You want to buy 100 shares of GE, but only if the price is $15 or less. Since the stock is trading $0.50 higher, the order stays open (unexecuted).
Now assume GE pays a $1 per share dividend. On the ex-dividend date, the stock price would be expected to fall from $15.50 to $14.50. Your order would execute because of the dividend-related price drop, not because of normal market movement.
By default, broker-dealers adjust certain orders to help prevent this. Specifically, they adjust orders placed below the market (buy limits and sell stops - see SLOBS/BLISS above). The idea is that most investors placing orders “away” from the current market want the order to fill due to market forces, not simply because a dividend reduced the stock price.

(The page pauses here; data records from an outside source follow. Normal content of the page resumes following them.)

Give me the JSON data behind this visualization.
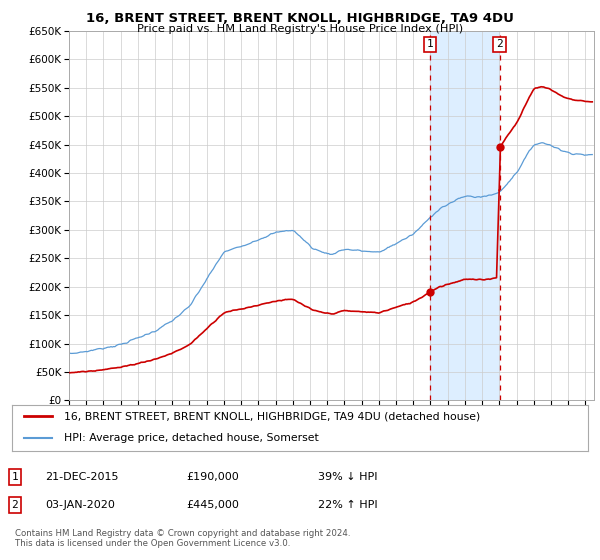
{
  "title": "16, BRENT STREET, BRENT KNOLL, HIGHBRIDGE, TA9 4DU",
  "subtitle": "Price paid vs. HM Land Registry's House Price Index (HPI)",
  "footer": "Contains HM Land Registry data © Crown copyright and database right 2024.\nThis data is licensed under the Open Government Licence v3.0.",
  "legend_entry1": "16, BRENT STREET, BRENT KNOLL, HIGHBRIDGE, TA9 4DU (detached house)",
  "legend_entry2": "HPI: Average price, detached house, Somerset",
  "sale1_date": "21-DEC-2015",
  "sale1_price": 190000,
  "sale1_label": "1",
  "sale1_note": "39% ↓ HPI",
  "sale2_date": "03-JAN-2020",
  "sale2_price": 445000,
  "sale2_label": "2",
  "sale2_note": "22% ↑ HPI",
  "sale1_year": 2015.97,
  "sale2_year": 2020.01,
  "red_color": "#cc0000",
  "blue_color": "#5b9bd5",
  "shade_color": "#ddeeff",
  "background_color": "#ffffff",
  "grid_color": "#cccccc",
  "ylim": [
    0,
    650000
  ],
  "xlim": [
    1995,
    2025.5
  ],
  "ytick_step": 50000
}
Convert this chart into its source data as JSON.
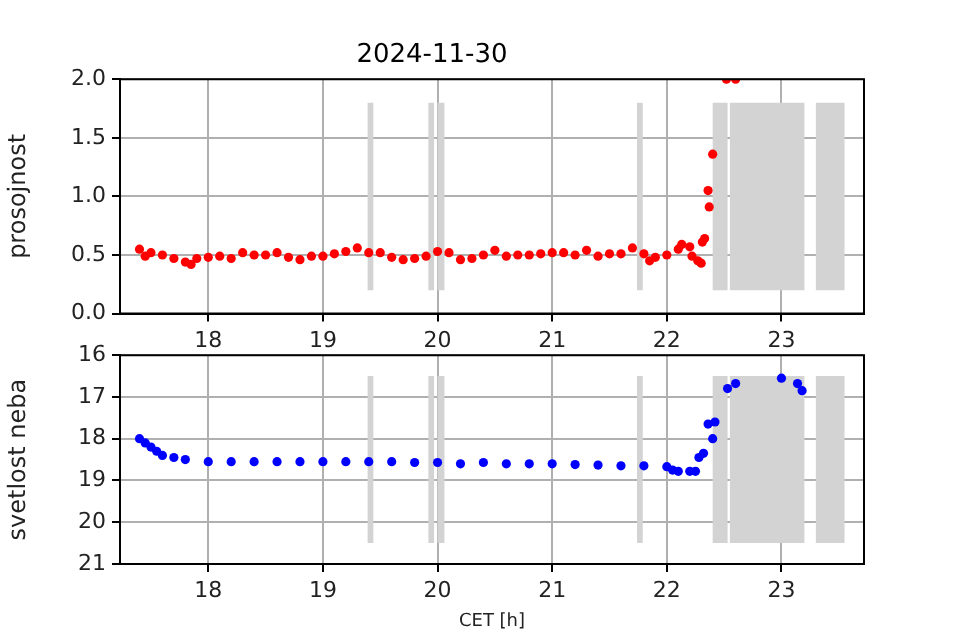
{
  "chart_data": [
    {
      "type": "scatter",
      "title": "2024-11-30",
      "ylabel": "prosojnost",
      "xlim": [
        17.23,
        23.72
      ],
      "xticks": [
        18,
        19,
        20,
        21,
        22,
        23
      ],
      "ylim": [
        0,
        2
      ],
      "yticks": [
        {
          "value": 0,
          "label": "0.0"
        },
        0.5,
        {
          "value": 1,
          "label": "1.0"
        },
        1.5,
        {
          "value": 2,
          "label": "2.0"
        }
      ],
      "grid": true,
      "legend": false,
      "marker": "circle",
      "series": [
        {
          "color": "#ff0000",
          "x": [
            17.4,
            17.45,
            17.5,
            17.6,
            17.7,
            17.8,
            17.85,
            17.9,
            18.0,
            18.1,
            18.2,
            18.3,
            18.4,
            18.5,
            18.6,
            18.7,
            18.8,
            18.9,
            19.0,
            19.1,
            19.2,
            19.3,
            19.4,
            19.5,
            19.6,
            19.7,
            19.8,
            19.9,
            20.0,
            20.1,
            20.2,
            20.3,
            20.4,
            20.5,
            20.6,
            20.7,
            20.8,
            20.9,
            21.0,
            21.1,
            21.2,
            21.3,
            21.4,
            21.5,
            21.6,
            21.7,
            21.8,
            21.85,
            21.9,
            22.0,
            22.1,
            22.13,
            22.2,
            22.22,
            22.27,
            22.3,
            22.31,
            22.33,
            22.36,
            22.37,
            22.4,
            22.52,
            22.6
          ],
          "values": [
            0.55,
            0.49,
            0.52,
            0.5,
            0.47,
            0.44,
            0.42,
            0.47,
            0.48,
            0.49,
            0.47,
            0.52,
            0.5,
            0.5,
            0.52,
            0.48,
            0.46,
            0.49,
            0.49,
            0.51,
            0.53,
            0.56,
            0.52,
            0.52,
            0.48,
            0.46,
            0.47,
            0.49,
            0.53,
            0.52,
            0.46,
            0.47,
            0.5,
            0.54,
            0.49,
            0.5,
            0.5,
            0.51,
            0.52,
            0.52,
            0.5,
            0.54,
            0.49,
            0.51,
            0.51,
            0.56,
            0.51,
            0.45,
            0.48,
            0.5,
            0.55,
            0.59,
            0.57,
            0.49,
            0.45,
            0.43,
            0.61,
            0.64,
            1.05,
            0.91,
            1.36,
            2.0,
            2.0
          ]
        }
      ],
      "bands": [
        {
          "axis": "x",
          "from": 19.39,
          "to": 19.44,
          "color": "#d3d3d3"
        },
        {
          "axis": "x",
          "from": 19.92,
          "to": 19.97,
          "color": "#d3d3d3"
        },
        {
          "axis": "x",
          "from": 20.0,
          "to": 20.06,
          "color": "#d3d3d3"
        },
        {
          "axis": "x",
          "from": 21.74,
          "to": 21.79,
          "color": "#d3d3d3"
        },
        {
          "axis": "x",
          "from": 22.4,
          "to": 22.53,
          "color": "#d3d3d3"
        },
        {
          "axis": "x",
          "from": 22.55,
          "to": 23.2,
          "color": "#d3d3d3"
        },
        {
          "axis": "x",
          "from": 23.3,
          "to": 23.55,
          "color": "#d3d3d3"
        }
      ]
    },
    {
      "type": "scatter",
      "ylabel": "svetlost neba",
      "xlabel": "CET [h]",
      "xlim": [
        17.23,
        23.72
      ],
      "xticks": [
        18,
        19,
        20,
        21,
        22,
        23
      ],
      "ylim": [
        21,
        16
      ],
      "yticks": [
        16,
        17,
        18,
        19,
        20,
        21
      ],
      "grid": true,
      "legend": false,
      "marker": "circle",
      "series": [
        {
          "color": "#0000ff",
          "x": [
            17.4,
            17.45,
            17.5,
            17.55,
            17.6,
            17.7,
            17.8,
            18.0,
            18.2,
            18.4,
            18.6,
            18.8,
            19.0,
            19.2,
            19.4,
            19.6,
            19.8,
            20.0,
            20.2,
            20.4,
            20.6,
            20.8,
            21.0,
            21.2,
            21.4,
            21.6,
            21.8,
            22.0,
            22.05,
            22.1,
            22.2,
            22.25,
            22.28,
            22.32,
            22.36,
            22.4,
            22.42,
            22.53,
            22.6,
            23.0,
            23.14,
            23.18
          ],
          "values": [
            18.0,
            18.1,
            18.2,
            18.3,
            18.4,
            18.45,
            18.5,
            18.55,
            18.55,
            18.55,
            18.55,
            18.55,
            18.55,
            18.55,
            18.55,
            18.55,
            18.57,
            18.57,
            18.6,
            18.57,
            18.6,
            18.6,
            18.6,
            18.62,
            18.63,
            18.65,
            18.65,
            18.67,
            18.75,
            18.78,
            18.78,
            18.78,
            18.45,
            18.35,
            17.65,
            18.0,
            17.6,
            16.8,
            16.68,
            16.55,
            16.68,
            16.85
          ]
        }
      ],
      "bands": [
        {
          "axis": "x",
          "from": 19.39,
          "to": 19.44,
          "color": "#d3d3d3"
        },
        {
          "axis": "x",
          "from": 19.92,
          "to": 19.97,
          "color": "#d3d3d3"
        },
        {
          "axis": "x",
          "from": 20.0,
          "to": 20.06,
          "color": "#d3d3d3"
        },
        {
          "axis": "x",
          "from": 21.74,
          "to": 21.79,
          "color": "#d3d3d3"
        },
        {
          "axis": "x",
          "from": 22.4,
          "to": 22.53,
          "color": "#d3d3d3"
        },
        {
          "axis": "x",
          "from": 22.55,
          "to": 23.2,
          "color": "#d3d3d3"
        },
        {
          "axis": "x",
          "from": 23.3,
          "to": 23.55,
          "color": "#d3d3d3"
        }
      ]
    }
  ]
}
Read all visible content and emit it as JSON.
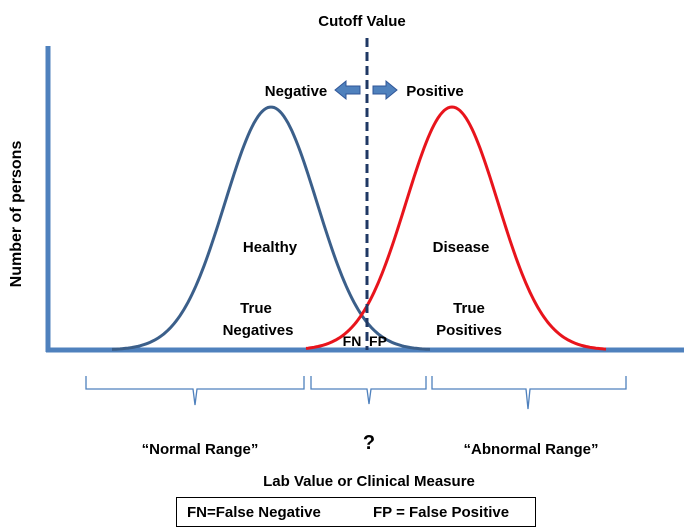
{
  "title": "Cutoff Value",
  "direction": {
    "negative": "Negative",
    "positive": "Positive"
  },
  "y_axis_label": "Number of persons",
  "x_axis_label": "Lab Value or Clinical Measure",
  "curves": {
    "healthy": {
      "label": "Healthy",
      "color": "#3b5f8a"
    },
    "disease": {
      "label": "Disease",
      "color": "#e8141c"
    }
  },
  "regions": {
    "true_negatives": [
      "True",
      "Negatives"
    ],
    "true_positives": [
      "True",
      "Positives"
    ],
    "fn": "FN",
    "fp": "FP"
  },
  "ranges": {
    "normal": "“Normal Range”",
    "uncertain": "?",
    "abnormal": "“Abnormal Range”"
  },
  "legend": {
    "fn": "FN=False Negative",
    "fp": "FP = False Positive"
  },
  "colors": {
    "axis": "#4f81bd",
    "cutoff": "#1f3864",
    "arrow": "#4f81bd",
    "brace": "#4f81bd"
  }
}
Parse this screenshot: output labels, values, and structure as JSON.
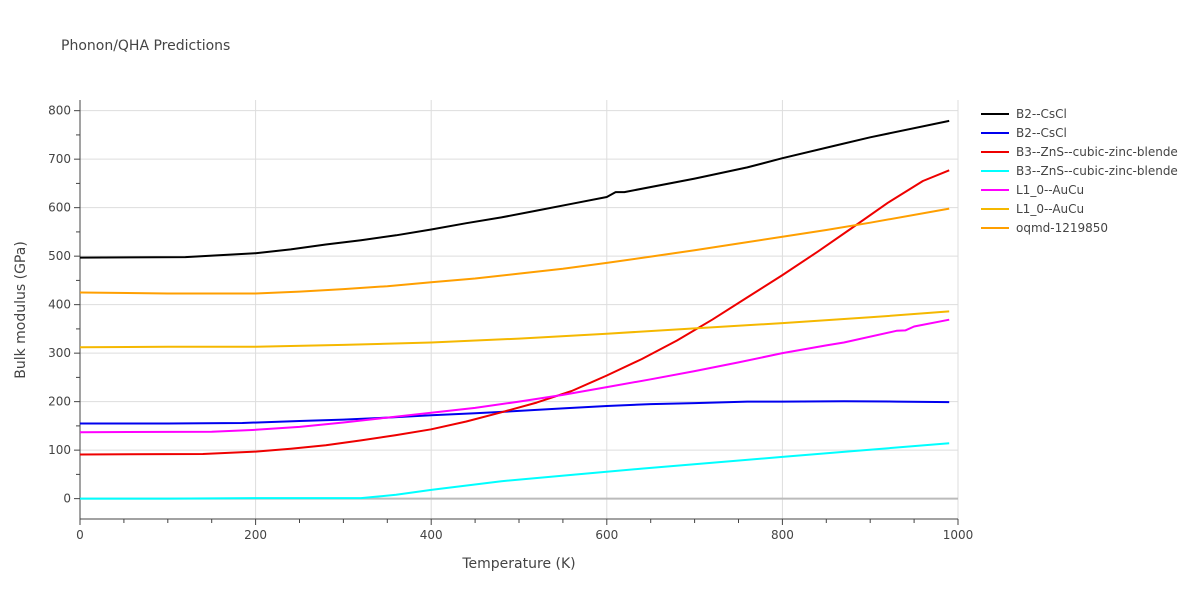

Placing an order “away” from the market means placing an order that cannot currently be filled. For example, placing a sell 100 shares @ $30 stop when the market is at $31. The order cannot execute until the market price is $30 or below, so the order is “away” from the market.
On the ex-dividend date, buy limits and sell stops (orders below the market) are adjusted downward by the amount of the dividend. For example:
Buy 100 shares of GE stock @ $15 limit
becomes
Buy 100 shares of GE stock @ $14 limit
So if GE falls to $14.50 after a $1 dividend, your order would not execute due to the adjustment. The market price would now have to fall to $14 or below for the order to execute.
This adjustment applies to all buy limits and sell stops unless the order includes DNR (Do Not Reduce). For example:
Buy 100 shares of GE stock @ $15 limit DNR
Even if GE pays a $1 dividend, this order would not be reduced. With the stock at $15.50, the $1 per share dividend would drop the price to $14.50 on the ex-dividend date, which would cause the order to be filled immediately.